Confesso que, inicialmente, não me interessei muito. Pensei ser mais um daqueles filmes água-com-açucar românticos com que Nara costumava se encantar. Ainda mais por ser musical. Não que eu não goste deles, eu adoro música, principalmente as que envolvem minha própria voz. Mas a maioria – se não todos – os que eu havia assistido até ali, não eram grande coisa. Ou eram bons, mas não o suficiente para me tirar mais do que um “legal mesmo” ao final do filme.
Não preciso dizer o quanto foi diferente com Moulin Rouge. Isso nem é uma coisa fácil.

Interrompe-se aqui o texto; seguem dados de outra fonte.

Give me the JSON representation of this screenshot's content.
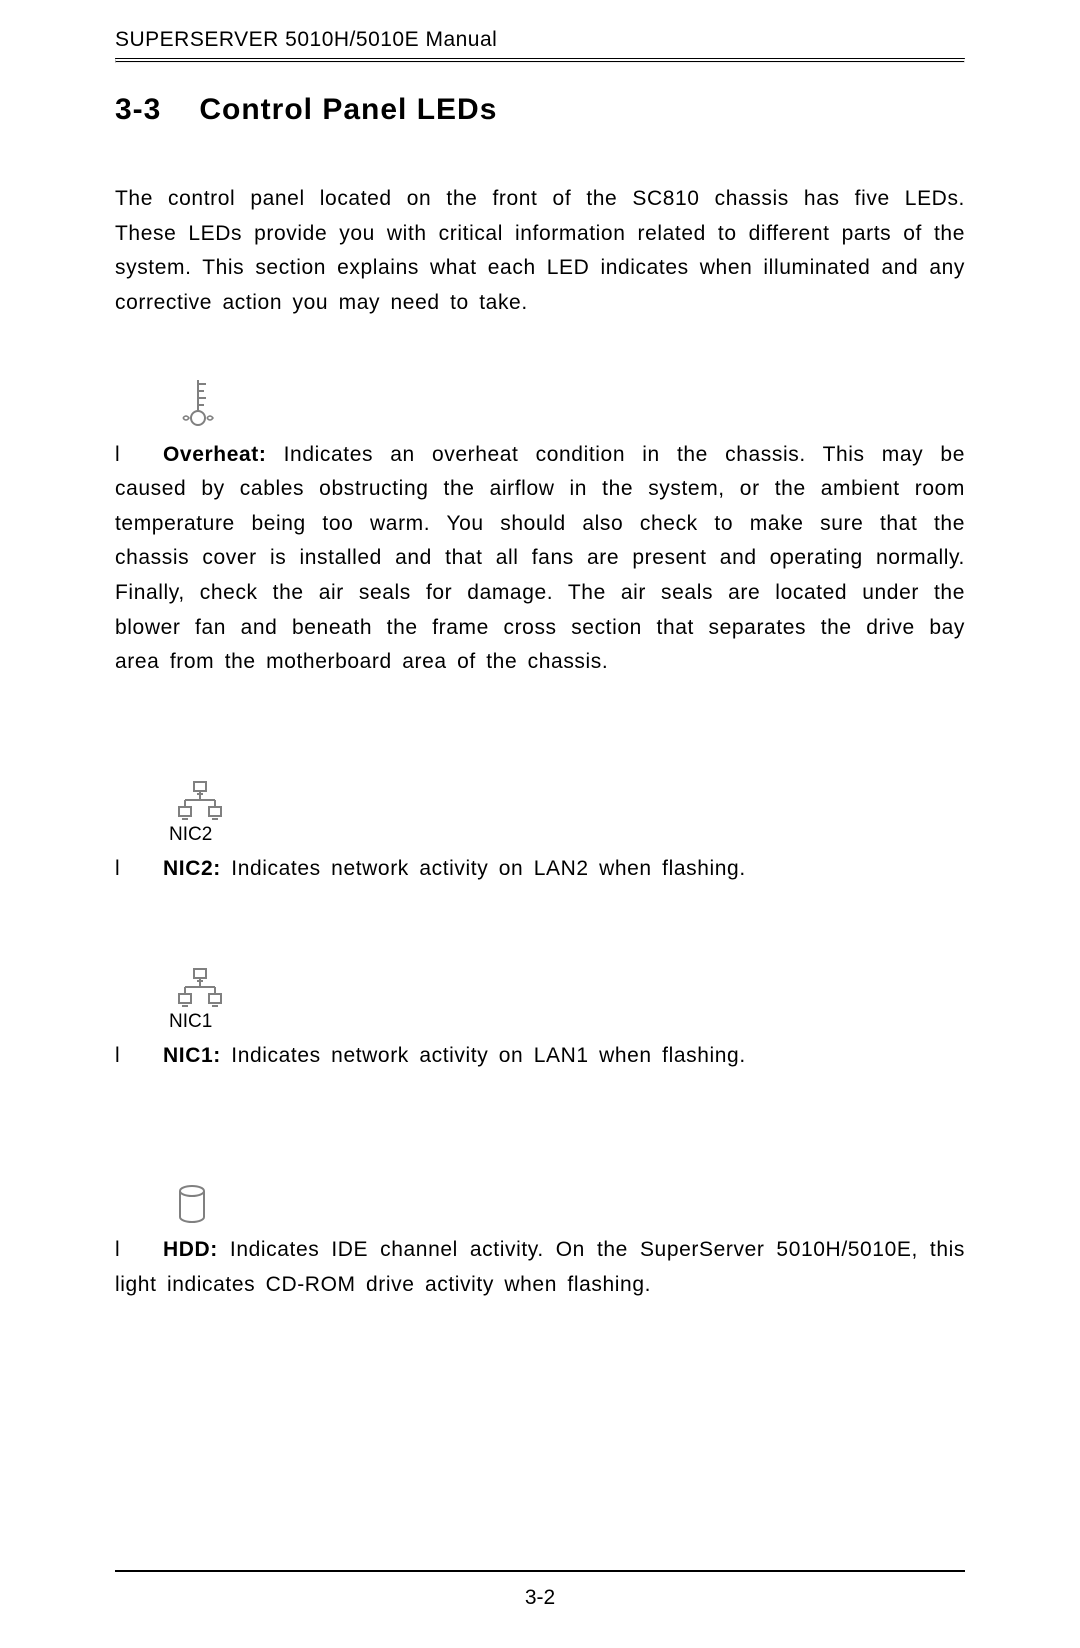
{
  "header": {
    "brand_caps": "SUPERSERVER",
    "brand_model": " 5010H/5010E Manual"
  },
  "section": {
    "number": "3-3",
    "title": "Control Panel LEDs"
  },
  "intro": "The control panel located on the front of the SC810 chassis has five LEDs. These LEDs provide you with critical information related to different parts of the system.  This section explains what each LED indicates when illuminated and any corrective action you may need to take.",
  "items": [
    {
      "icon": "overheat",
      "label": "",
      "bullet": "l",
      "bold": "Overheat:",
      "text": "  Indicates an overheat condition in the chassis.  This may be caused by cables obstructing the airflow in the system, or the ambient room temperature being too warm.  You should also check to make sure that the chassis cover is installed and that all fans are present and operating normally.  Finally, check the air seals for damage.  The air seals are located under the blower fan and beneath the frame cross section that separates the drive bay area from the motherboard area of the chassis."
    },
    {
      "icon": "nic",
      "label": "NIC2",
      "bullet": "l",
      "bold": "NIC2:",
      "text": "  Indicates network activity on LAN2 when flashing."
    },
    {
      "icon": "nic",
      "label": "NIC1",
      "bullet": "l",
      "bold": "NIC1:",
      "text": "  Indicates network activity on LAN1 when flashing."
    },
    {
      "icon": "hdd",
      "label": "",
      "bullet": "l",
      "bold": "HDD:",
      "text": "  Indicates IDE channel activity.  On the SuperServer 5010H/5010E, this light indicates CD-ROM drive activity when flashing."
    }
  ],
  "page_number": "3-2",
  "icon_color": "#808080",
  "text_color": "#000000"
}
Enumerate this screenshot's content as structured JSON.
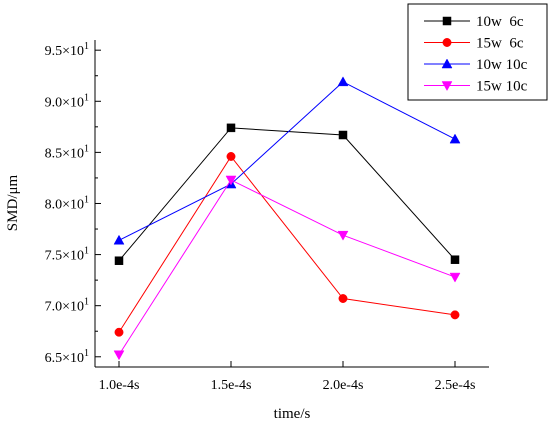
{
  "chart_data": {
    "type": "line",
    "xlabel": "time/s",
    "ylabel": "SMD/μm",
    "categories": [
      "1.0e-4s",
      "1.5e-4s",
      "2.0e-4s",
      "2.5e-4s"
    ],
    "ylim": [
      64,
      96
    ],
    "yticks": [
      {
        "value": 65,
        "mantissa": "6.5",
        "base": "×10",
        "exp": "1"
      },
      {
        "value": 70,
        "mantissa": "7.0",
        "base": "×10",
        "exp": "1"
      },
      {
        "value": 75,
        "mantissa": "7.5",
        "base": "×10",
        "exp": "1"
      },
      {
        "value": 80,
        "mantissa": "8.0",
        "base": "×10",
        "exp": "1"
      },
      {
        "value": 85,
        "mantissa": "8.5",
        "base": "×10",
        "exp": "1"
      },
      {
        "value": 90,
        "mantissa": "9.0",
        "base": "×10",
        "exp": "1"
      },
      {
        "value": 95,
        "mantissa": "9.5",
        "base": "×10",
        "exp": "1"
      }
    ],
    "grid": false,
    "legend_position": "top-right",
    "series": [
      {
        "name": "10w  6c",
        "color": "#000000",
        "marker": "square",
        "values": [
          74.4,
          87.4,
          86.7,
          74.5
        ]
      },
      {
        "name": "15w  6c",
        "color": "#ff0000",
        "marker": "circle",
        "values": [
          67.4,
          84.6,
          70.7,
          69.1
        ]
      },
      {
        "name": "10w 10c",
        "color": "#0000ff",
        "marker": "triangle-up",
        "values": [
          76.4,
          81.9,
          91.9,
          86.3
        ]
      },
      {
        "name": "15w 10c",
        "color": "#ff00ff",
        "marker": "triangle-down",
        "values": [
          65.2,
          82.3,
          76.9,
          72.8
        ]
      }
    ]
  }
}
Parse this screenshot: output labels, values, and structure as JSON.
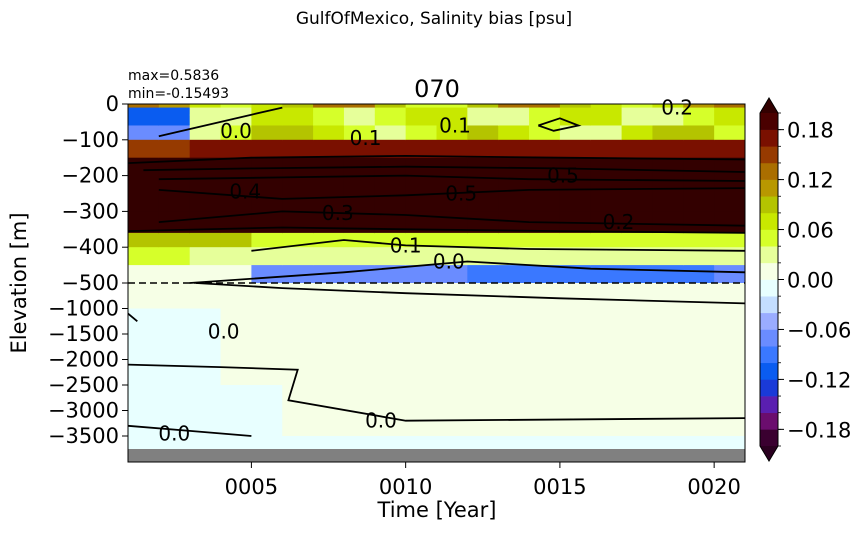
{
  "figure": {
    "suptitle": "GulfOfMexico, Salinity bias [psu]",
    "title": "070",
    "stats": {
      "max": "max=0.5836",
      "min": "min=-0.15493"
    }
  },
  "chart_data": {
    "type": "heatmap",
    "xlabel": "Time [Year]",
    "ylabel": "Elevation [m]",
    "x_tick_labels": [
      "0005",
      "0010",
      "0015",
      "0020"
    ],
    "x_ticks": [
      5,
      10,
      15,
      20
    ],
    "xlim": [
      1,
      21
    ],
    "y_scale": "piecewise: linear 0 to -500 (upper), linear -500 to bottom (lower)",
    "y_tick_labels_upper": [
      "0",
      "−100",
      "−200",
      "−300",
      "−400",
      "−500"
    ],
    "y_ticks_upper": [
      0,
      -100,
      -200,
      -300,
      -400,
      -500
    ],
    "y_tick_labels_lower": [
      "−1000",
      "−1500",
      "−2000",
      "−2500",
      "−3000",
      "−3500"
    ],
    "y_ticks_lower": [
      -1000,
      -1500,
      -2000,
      -2500,
      -3000,
      -3500
    ],
    "dashed_line_at": -500,
    "colorbar": {
      "levels": [
        -0.2,
        -0.18,
        -0.16,
        -0.14,
        -0.12,
        -0.1,
        -0.08,
        -0.06,
        -0.04,
        -0.02,
        0.0,
        0.02,
        0.04,
        0.06,
        0.08,
        0.1,
        0.12,
        0.14,
        0.16,
        0.18,
        0.2
      ],
      "colors": [
        "#3a0030",
        "#6b0d6e",
        "#5a1fb0",
        "#1a3ad8",
        "#0a5cf0",
        "#3a78ff",
        "#6a8cff",
        "#9aacff",
        "#c4deff",
        "#e8ffff",
        "#f6ffe6",
        "#e6ff9a",
        "#d6ff2a",
        "#c8e800",
        "#b4c400",
        "#b89800",
        "#aa6e00",
        "#963a00",
        "#7a1000",
        "#4a0000"
      ],
      "tick_labels": [
        "−0.18",
        "−0.12",
        "−0.06",
        "0.00",
        "0.06",
        "0.12",
        "0.18"
      ],
      "ticks": [
        -0.18,
        -0.12,
        -0.06,
        0.0,
        0.06,
        0.12,
        0.18
      ],
      "extend": "both"
    },
    "contours": [
      {
        "level": "0.0",
        "label": "0.0",
        "data_x": 9.2,
        "data_y": -3200
      },
      {
        "level": "0.0",
        "label": "0.0",
        "data_x": 2.5,
        "data_y": -3450
      },
      {
        "level": "0.0",
        "label": "0.0",
        "data_x": 4.1,
        "data_y": -1450
      },
      {
        "level": "0.0",
        "label": "0.0",
        "data_x": 11.4,
        "data_y": -440
      },
      {
        "level": "0.1",
        "label": "0.1",
        "data_x": 10.0,
        "data_y": -395
      },
      {
        "level": "0.1",
        "label": "0.1",
        "data_x": 8.7,
        "data_y": -95
      },
      {
        "level": "0.2",
        "label": "0.2",
        "data_x": 16.9,
        "data_y": -330
      },
      {
        "level": "0.3",
        "label": "0.3",
        "data_x": 7.8,
        "data_y": -305
      },
      {
        "level": "0.4",
        "label": "0.4",
        "data_x": 4.8,
        "data_y": -245
      },
      {
        "level": "0.5",
        "label": "0.5",
        "data_x": 11.8,
        "data_y": -250
      },
      {
        "level": "0.5",
        "label": "0.5",
        "data_x": 15.1,
        "data_y": -200
      },
      {
        "level": "0.0",
        "label": "0.0",
        "data_x": 4.5,
        "data_y": -75
      },
      {
        "level": "0.2",
        "label": "0.2",
        "data_x": 18.8,
        "data_y": -10
      },
      {
        "level": "0.1",
        "label": "0.1",
        "data_x": 11.6,
        "data_y": -60
      }
    ]
  }
}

Mas vou tentar mesmo assim: foi como se o filme tivesse substituído alguma parte que faltava e me levou para bem perto da pessoa que eu estava esperando há pouco tempo. Me fez acordar, me deu algo pelo que torcer, me deu um motivo para pensar no amor. E o principal e o mais chocante: me fez chorar.
Nós assistimos três vezes seguidas. Na primeira, eu entrei em choque, fiquei pasma, com os olhos cheios de lágrimas. Não queria acreditar. Na vez seguinte, fiquei muda do início ao fim, mal conseguindo ver as cenas. E, na terceira vez, chorei. Chorei mesmo, de escorrer lágrima e soluçar. Enquanto eu unia voz com Ewan McGregor ou Nicole Kidman, parecia sentir tudo o que seus personagens estavam sentindo. E chorei como nunca na minha vida.
Após esse dia, sempre que Nara fica sabendo que pretendo assistir o filme, ela faz o possível para estar junto. Porque diz que me ver cantando as músicas de Moulin Rouge é uma das melhores coisas que alguém pode ter o privilégio de presenciar.
Vai entender. Na verdade, a única coisa que eu faço é… cantar. E canto como se a história fosse comigo. Nunca me vi como uma pessoa com imaginação fértil, mas confesso que quando vejo Moulin Rouge, minha cabeça vira tanto que eu sinto a situação como se fosse comigo. E quase me convenço disso. O amor representado por eles é tão forte e triste que eu sinto em mim mesma, desejando nunca ter de passar pela mesma coisa.
E, ainda assim, sempre com a sensação de que vou.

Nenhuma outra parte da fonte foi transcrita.